Publicado pela editora Reformatório, novo romance de Maria Eugênia Moreira discute o suicídio a partir da perspectiva da maternidade

Autora de “Três Palmos” (Penalux, 2021), Maria Eugênia Moreira se lança à investigação de uma mãe que sobrevive ao suicídio do próprio filho em “Os pares de sapato não acompanham as quedas”

“Direta ao fato como numa queda brusca. Assim é a escrita de Maria Eugênia M. que, sem devaneios ou necessidade de criar suspense, vai do início ao fim em poucas palavras nos levando com ela a cada baque. Basta ler a primeira página de Os pares de sapato não acompanham as quedas para entender que o calendário da narradora é marcado pelo antes e o depois da morte do seu filho. E que o que segue será um diário ou uma alucinação que mistura diversas perspectivas de uma mesma realidade.”

Rita de Podestá, autora de Zaranza (2021), na orelha

Loucura, culpa, luto e, “basicamente, tristeza”. São essas as palavras que a estudante de Psicologia Maria Eugênia Moreira (@mareugn), que estreou na ficção com “Três Palmos” (Penalux, 2021) usa para descrever seu novo romance, “Os pares de sapato não acompanham as quedas” (2023, 67 páginas), com publicação pela editora Reformatório.


Numa escrita que mescla a narrativa ao diário, o livro traz a experiência de uma mãe que perde o filho aos 29 anos para o suicídio. Muito inspirada na história trágica do escritor carioca Victor Heringer, influência tanto literária quanto acadêmica da autora, “Os pares de sapato não acompanham as quedas” tem seu enfoque na trajetória dos que ficam, cujo luto e desorganização psíquica nos convidam a participar, com a personagem, a sua própria investigação em torno do ocorrido.


Segundo Moreira, “o livro nasceu de um pensamento persecutório, de uma necessidade de esclarecimento sobre como acontece um suicídio, como se dão todos os minutos que precedem e suscedem a tragédia”. Ela também comenta que a escrita de “Os pares de sapato não acompanham as quedas” tem seu contorno pessoal, relacionado à elaboração de um luto familiar. O encaminhamento da história, entretanto, tomou outro rumo. “No fim acabou sendo uma tentativa de superar o meu sofrimento com outro muito maior, mesmo que fictício.”

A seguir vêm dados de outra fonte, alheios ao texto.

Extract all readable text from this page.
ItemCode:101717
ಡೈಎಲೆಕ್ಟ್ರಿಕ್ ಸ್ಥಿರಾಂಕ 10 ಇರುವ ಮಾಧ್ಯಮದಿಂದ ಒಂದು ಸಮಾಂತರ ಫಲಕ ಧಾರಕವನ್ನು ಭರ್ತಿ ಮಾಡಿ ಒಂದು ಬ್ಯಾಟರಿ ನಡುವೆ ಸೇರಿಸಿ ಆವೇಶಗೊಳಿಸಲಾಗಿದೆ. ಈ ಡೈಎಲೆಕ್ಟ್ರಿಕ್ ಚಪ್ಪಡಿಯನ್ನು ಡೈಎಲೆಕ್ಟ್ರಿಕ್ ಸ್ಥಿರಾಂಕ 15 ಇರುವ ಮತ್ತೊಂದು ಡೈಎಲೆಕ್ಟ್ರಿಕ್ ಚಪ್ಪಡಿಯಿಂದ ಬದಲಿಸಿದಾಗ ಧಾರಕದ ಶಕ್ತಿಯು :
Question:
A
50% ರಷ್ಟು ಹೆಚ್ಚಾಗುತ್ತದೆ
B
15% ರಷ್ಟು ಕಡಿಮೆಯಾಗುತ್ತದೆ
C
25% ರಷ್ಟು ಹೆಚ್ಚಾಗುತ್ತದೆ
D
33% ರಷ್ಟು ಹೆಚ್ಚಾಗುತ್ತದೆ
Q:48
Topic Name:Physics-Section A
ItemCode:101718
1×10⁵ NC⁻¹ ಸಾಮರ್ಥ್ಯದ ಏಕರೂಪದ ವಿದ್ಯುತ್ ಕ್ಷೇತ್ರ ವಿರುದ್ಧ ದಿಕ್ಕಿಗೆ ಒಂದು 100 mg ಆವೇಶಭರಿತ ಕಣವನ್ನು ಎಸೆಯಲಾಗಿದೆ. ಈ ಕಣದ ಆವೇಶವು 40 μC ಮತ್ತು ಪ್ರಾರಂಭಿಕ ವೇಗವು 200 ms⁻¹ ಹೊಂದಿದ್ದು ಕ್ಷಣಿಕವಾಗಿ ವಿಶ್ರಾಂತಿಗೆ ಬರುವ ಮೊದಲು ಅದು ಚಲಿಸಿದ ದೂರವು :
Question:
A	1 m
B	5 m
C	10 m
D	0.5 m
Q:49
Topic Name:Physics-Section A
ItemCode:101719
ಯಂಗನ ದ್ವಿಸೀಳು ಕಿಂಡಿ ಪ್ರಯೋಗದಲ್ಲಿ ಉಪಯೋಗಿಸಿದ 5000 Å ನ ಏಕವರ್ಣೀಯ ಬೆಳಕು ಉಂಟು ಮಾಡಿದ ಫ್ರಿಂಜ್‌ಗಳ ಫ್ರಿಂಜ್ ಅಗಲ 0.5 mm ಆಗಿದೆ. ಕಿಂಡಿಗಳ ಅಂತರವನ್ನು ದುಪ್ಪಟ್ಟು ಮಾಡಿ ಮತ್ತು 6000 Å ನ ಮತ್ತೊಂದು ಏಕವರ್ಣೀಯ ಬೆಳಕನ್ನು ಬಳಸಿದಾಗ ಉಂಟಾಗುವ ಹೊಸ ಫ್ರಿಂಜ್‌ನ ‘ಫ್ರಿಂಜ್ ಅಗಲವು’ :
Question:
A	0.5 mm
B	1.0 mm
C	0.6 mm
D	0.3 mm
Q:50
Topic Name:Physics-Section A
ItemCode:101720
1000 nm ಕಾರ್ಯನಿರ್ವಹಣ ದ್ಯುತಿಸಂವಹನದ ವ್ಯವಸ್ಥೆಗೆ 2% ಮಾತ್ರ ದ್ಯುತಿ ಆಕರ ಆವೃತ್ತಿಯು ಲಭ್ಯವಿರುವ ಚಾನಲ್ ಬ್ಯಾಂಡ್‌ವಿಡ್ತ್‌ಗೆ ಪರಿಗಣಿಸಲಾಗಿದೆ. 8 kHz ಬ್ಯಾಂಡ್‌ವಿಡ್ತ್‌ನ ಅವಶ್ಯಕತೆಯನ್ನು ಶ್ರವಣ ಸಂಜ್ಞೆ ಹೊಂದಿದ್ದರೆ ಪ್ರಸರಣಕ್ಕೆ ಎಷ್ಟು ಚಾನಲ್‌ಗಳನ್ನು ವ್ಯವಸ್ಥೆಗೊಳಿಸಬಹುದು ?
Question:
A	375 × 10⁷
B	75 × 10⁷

Para ela, o processo de escrita tem uma finalidade quase terapêutica. “Comecei a escrever quando fiquei triste verdadeiramente pela primeira vez. Desde então funciona assim: como quem chora até não conseguir mais, eu escrevo.”


Apesar do processo pouco linear e organizado, a produção da autora carrega consigo referências já consolidadas, caso do próprio Victor Heringer, cuja obra “O Amor dos Homens Avulsos” motivou também a pesquisa de TCC de Moreira pela PUC/SP, escrita ao mesmo tempo em que o romance.


Entretanto, ela também cita os escritores Marçal Aquino, João Tordo, Rita de Podestá — sendo a última autora do texto de orelha de “Os pares de sapato não acompanham as quedas” —, como inspirações importantes.

Confira um trecho da obra:

“As pessoas temem me contrariar, não questionam mais as coisas que faço e facilitam essa loucura. E nem imaginam os absurdos que já cometi, principalmente nesse apartamento. Coisas como: escovar os dentes com a escova do meu filho morto, passar o batom que encontrei no fundo do seu armário, que devia ser de uma de suas ex-namoradas, espirrar o seu perfume nas plantas do prédio, jogar pela janela uma foto minha recente e depois uma de Heitor e sua nova família — não pela janela da sala, de onde Marcos se jogou, mas pela janela do quarto. Quando perguntam de mim, são sempre poucas perguntas, no máximo três.”

Maria Eugênia Moreira: escrever como quem chora

Maria Eugênia é escritora e graduanda em Psicologia na PUC-SP. Criada na divisa dos três estados (São Paulo, Rio de Janeiro e Minas Gerais), a autora sofreu desde cedo a influência da literatura local. “Os pares de sapato não acompanham as quedas” é o seu terceiro livro publicado. Atualmente reside na cidade de São Paulo, onde estuda e faz a vida.


A autora conta que escreve desde os 14 anos, mas de maneira pouco linear. “É um processo de escrita independente, ele começa e termina sem que eu precise fazer o esforço da disciplina. É estranho falar isso, mas é verdade. Funciona como um espasmo que logo vai embora”, justifica.


Para ela, os grandes gatilhos para a escrita são o sofrimento. Ela conta que começou a escrever apenas “quando ficou triste pela primeira vez”, e vem sendo assim desde então. “Funciona assim: como quem chora até não conseguir mais, eu escrevo. Só sei assim, quando não estou muito legal.”, comenta.